Poverty and inequality
Susan Quimpo recounts that times were hard financially during the Marcos regime, so much so that citizens had to line up for rice rations due to rice shortage, and that the government told citizens to consume corn instead.In The Making of the Philippines, Frank Senauth (p. 103) says:
Marcos himself diverted large sums of government money to his party's campaign funds. Between 1972 and 1980, the average monthly income of wage workers had fallen by 20%. By 1981, the wealthiest 10% of the population was receiving twice as much income as the bottom 60%.

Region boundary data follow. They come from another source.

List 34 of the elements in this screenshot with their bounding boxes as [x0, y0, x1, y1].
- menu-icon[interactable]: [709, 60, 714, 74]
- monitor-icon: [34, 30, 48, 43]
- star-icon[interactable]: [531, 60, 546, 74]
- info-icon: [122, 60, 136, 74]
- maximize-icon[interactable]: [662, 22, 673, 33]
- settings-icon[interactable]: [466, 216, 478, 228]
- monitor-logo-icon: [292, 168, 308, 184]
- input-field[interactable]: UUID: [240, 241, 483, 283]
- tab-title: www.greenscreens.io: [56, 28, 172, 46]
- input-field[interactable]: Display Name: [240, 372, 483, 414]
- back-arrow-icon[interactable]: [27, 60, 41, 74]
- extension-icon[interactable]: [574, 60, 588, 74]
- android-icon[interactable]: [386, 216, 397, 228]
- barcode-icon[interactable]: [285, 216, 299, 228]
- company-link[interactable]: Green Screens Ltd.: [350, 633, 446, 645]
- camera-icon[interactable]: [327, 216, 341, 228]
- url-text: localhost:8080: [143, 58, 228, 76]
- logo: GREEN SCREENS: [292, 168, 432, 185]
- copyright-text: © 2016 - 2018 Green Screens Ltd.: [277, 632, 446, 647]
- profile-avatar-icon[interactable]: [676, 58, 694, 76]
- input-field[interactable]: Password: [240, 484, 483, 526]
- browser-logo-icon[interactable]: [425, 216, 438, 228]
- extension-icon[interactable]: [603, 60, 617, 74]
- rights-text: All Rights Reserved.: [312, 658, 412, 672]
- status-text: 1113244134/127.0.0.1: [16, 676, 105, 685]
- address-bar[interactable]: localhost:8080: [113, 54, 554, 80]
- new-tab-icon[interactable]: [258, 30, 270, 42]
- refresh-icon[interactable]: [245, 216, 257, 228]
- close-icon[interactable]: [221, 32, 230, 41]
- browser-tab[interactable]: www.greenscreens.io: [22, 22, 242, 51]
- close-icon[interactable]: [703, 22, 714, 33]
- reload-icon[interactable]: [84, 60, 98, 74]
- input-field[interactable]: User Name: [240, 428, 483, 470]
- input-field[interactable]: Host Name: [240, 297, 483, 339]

To help finance a number of economic development projects, the Marcos government borrowed large amounts of money from international lenders. The external debt of the Philippines rose more than 70-fold from $360 million in 1962 to $26.2 billion in 1985, making the Philippines one of the most indebted countries in Asia.The country's total external debt rose from US$2.3 billion in 1970 to US$26.2 billion in 1985 during Marcos's term. Marcos's critics charged that policies have become debt-driven with rampant corruption and plunder of public funds by Marcos and his cronies. This held the country under a debt-servicing crisis which is expected to be fixed by only 2025. Critics have pointed out an elusive state of the country's development as the period is marred by a sharp devaluing of the Philippine Peso from 3.9 to 20.53. The overall economy experienced a slower growth GDP per capita, lower wage conditions and higher unemployment especially towards the end of Marcos's term after the 1983–1984 recession. Some of Marcos's critics claimed that poverty incidence grew from 41% in the 1960s at the time Marcos took the Presidency to 59% when he was removed from power,
Reliance on US trade
As a former colony of the United States, the Philippines was heavily reliant on the American economy to purchase agricultural goods such as sugar, tobacco, coconut, bananas, and pineapple
Economy during martial law (1973–1980)
According to World Bank Data, the Philippine's Annual Gross Domestic Product quadrupled from $8 billion in 1972 to $32.45 billion in 1980, for an inflation-adjusted average growth rate of 6% per year, while debt stood at US$17.2 billion by the end of 1980. Indeed, according to the US-based Heritage Foundation, the Philippines enjoyed its best economic development since 1945 between 1972 and 1979. The economy grew amidsts two severe global oil shocks following the 1973 oil crisis and 1979 energy crisis – oil price was $3 / barrel in 1973 and $39.5 in 1979, or a growth of 1200%. By the end of 1979, debt was still manageable, with debt to Debt-GNP ratio about the same as South Korea, according to the US National Bureau of Economic Research.Foreign capital was invited to invest in certain industrial projects. They were offered incentives, including tax exemption privileges and the privilege of bringing out their profits in foreign currencies. One of the most important economic programs in the 1980s was the Kilusang Kabuhayan at Kaunlaran (Movement for Livelihood and Progress). This program was started in September 1981. It aimed to promote the economic development of the barangays by encouraging its residents to engage in their own livelihood projects. The government's efforts resulted in the increase of the nation's economic growth rate to an average of six percent or seven percent from 1970 to 1980.
Economy after martial law (1981–1985)
The Philippine economy, heavily reliant on exports to the United States, suffered a great decline after the Aquino assassination in August 1983.